Calculate the anomaly in the number of days with Fire Weather Index > 50

The first step is to extract the period we want to analyse (1st May to 30th September) and count the number of days per year where FWI is greater than our threshold, 50.

# Extract the summer months from the data:
da_summer = da.sel(time=ds.time.dt.month.isin([5,6,7,8,9]))

# Count the number of days where the FWI is greater than our threshold, i.e. 50:
fwi_threshold = 50
fwi_over_50 = da_summer.where(da_summer>fwi_threshold)
nday_fwi_over_50 = fwi_over_50.groupby('time.year').count(dim = 'time')
nday_fwi_over_50

<xarray.DataArray 'fwinx' (year: 32, latitude: 361, longitude: 720)>
dask.array<stack, shape=(32, 361, 720), dtype=int64, chunksize=(1, 361, 720), chunktype=numpy.ndarray>
Coordinates:
    surface    float64 0.0
  * latitude   (latitude) float64 90.0 89.5 89.0 88.5 ... -89.0 -89.5 -90.0
  * longitude  (longitude) float64 -180.0 -179.5 -179.0 ... 178.5 179.0 179.5
  * year       (year) int64 1991 1992 1993 1994 1995 ... 2019 2020 2021 2022

Then we calculate a climatology for the period 1991 to 2020 and use that to calculate the anomaly for 2020

# Select year 1991 to 2020 and calculate the mean for each gridcell
nday_fwi_over_50_clim = nday_fwi_over_50.sel(year=slice(1991,2020)).mean(dim='year')

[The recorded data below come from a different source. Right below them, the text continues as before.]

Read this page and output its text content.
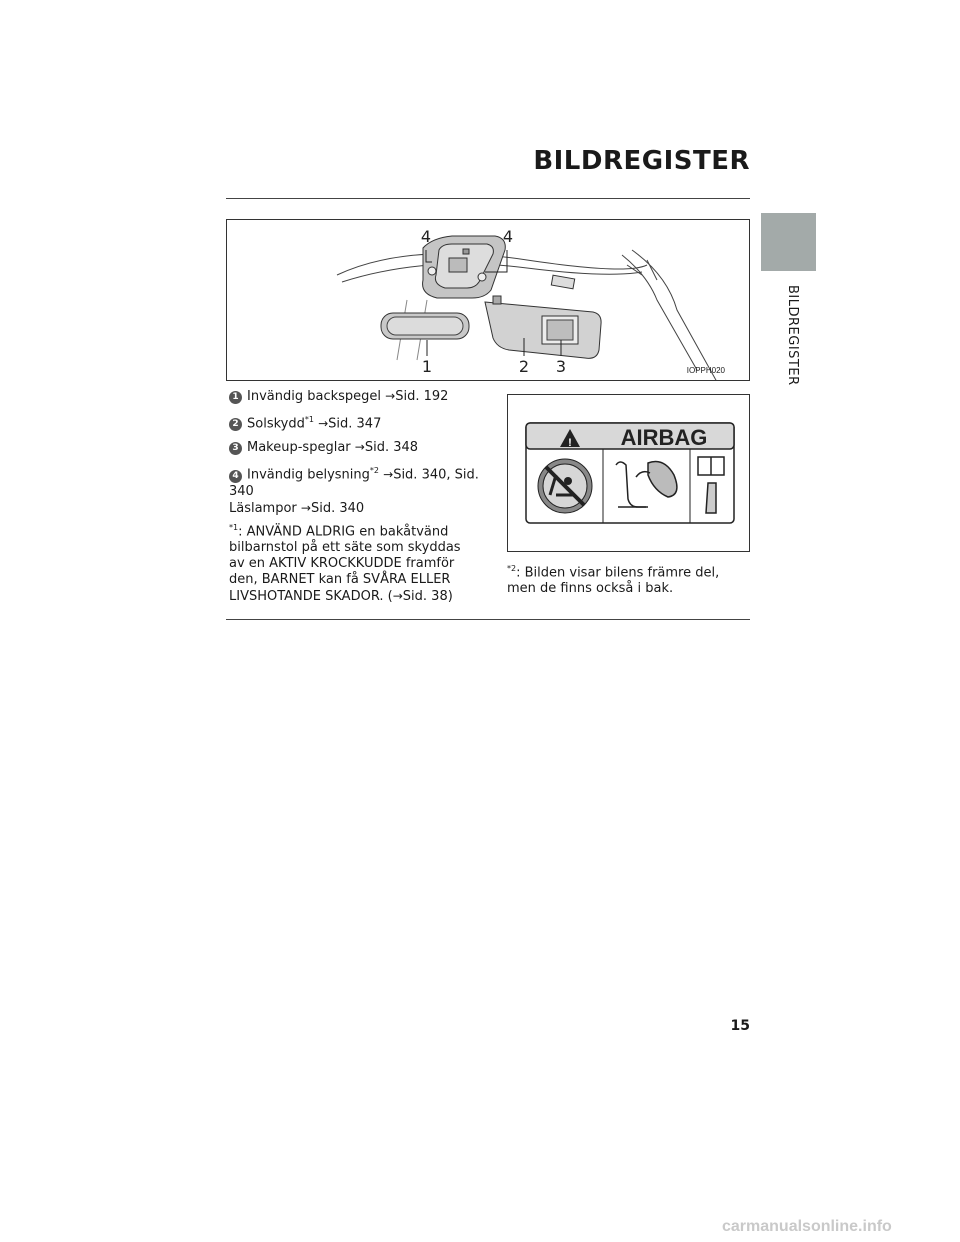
BILDREGISTER
BILDREGISTER
4	4
1	2 3	IOPPH020
1 Invändig backspegel →Sid. 192
2 Solskydd$^{*1}$ →Sid. 347
3 Makeup-speglar →Sid. 348
4 Invändig belysning$^{*2}$ →Sid. 340, Sid. 340
Läslampor →Sid. 340
$^{*1}$: ANVÄND ALDRIG en bakåtvänd bilbarnstol på ett säte som skyddas av en AKTIV KROCKKUDDE framför den, BARNET kan få SVÅRA ELLER LIVSHOTANDE SKADOR. (→Sid. 38)
! AIRBAG
$^{*2}$: Bilden visar bilens främre del, men de finns också i bak.
15
carmanualsonline.info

# Subtract the mean from the data for 2022
nday_fwi_over_50_anomaly_2022 = nday_fwi_over_50.sel(year=2022) - nday_fwi_over_50_clim
nday_fwi_over_50_anomaly_2022

<xarray.DataArray 'fwinx' (latitude: 361, longitude: 720)>
dask.array<sub, shape=(361, 720), dtype=float64, chunksize=(361, 720), chunktype=numpy.ndarray>
Coordinates:
    surface    float64 0.0
  * latitude   (latitude) float64 90.0 89.5 89.0 88.5 ... -89.0 -89.5 -90.0
  * longitude  (longitude) float64 -180.0 -179.5 -179.0 ... 178.5 179.0 179.5
    year       int64 2022

3. Plot the data as maps

First we define a plotting function that we will use throughout this section

# Colour scale options for the normal and masked version of the plotting method
#  They are identical except for the grey region between -1 and +1 in the masked version
COLOURS = {
    "normal": ['#135178', '#0a759f', '#3c8db8', '#51c6d7', '#a6d7db', '#fdeaa5', '#fec34d', '#d15d36', '#ad2124', '#772227'],
    "masked": ['#135178', '#0a759f', '#3c8db8', '#51c6d7', '#a6d7db','grey', '#fdeaa5', '#fec34d', '#d15d36', '#ad2124', '#772227'],
}
BOUNDS = {
    "normal":  [-25, -20, -15, -10, -5, 0, 5, 10, 15, 20, 25],
    "masked": [-25, -20, -15, -10, -5, -1, 1, 5, 10, 15, 20, 25],
}
CBAR_TICKS = {
    "normal": [-25, -15, -5, 5, 15, 25],
    "masked": [-25, -15, -5, -1, 1, 5, 15, 25],
}

def produce_map_plot(
    da,  # Data array to plot
    title = "Anomaly in the number of days when FWI>50",
    cbar_title = "Number of days",
    borders=True, projection = ccrs.Robinson(),
    extent = None, figsize=(10,10),
    style = "normal",
):
    # Create a plotting axis
    plt.figure(figsize=figsize, dpi=100)
    ax = plt.axes(projection=projection)

    # Pick the style options
    colours = COLOURS[style]
    bounds = BOUNDS[style]
    cbar_ticks = CBAR_TICKS[style]
    under_colour = colours[0]
    over_colour = colours[-1]

    # Create the custom colormap from the selected options
    my_cmap = (colors.ListedColormap(colours))
    my_cmap.set_over(over_colour)
    my_cmap.set_under(under_colour)

    # Specify the number of discrete levels to use in the colormap
    norm = colors.BoundaryNorm(bounds, my_cmap.N)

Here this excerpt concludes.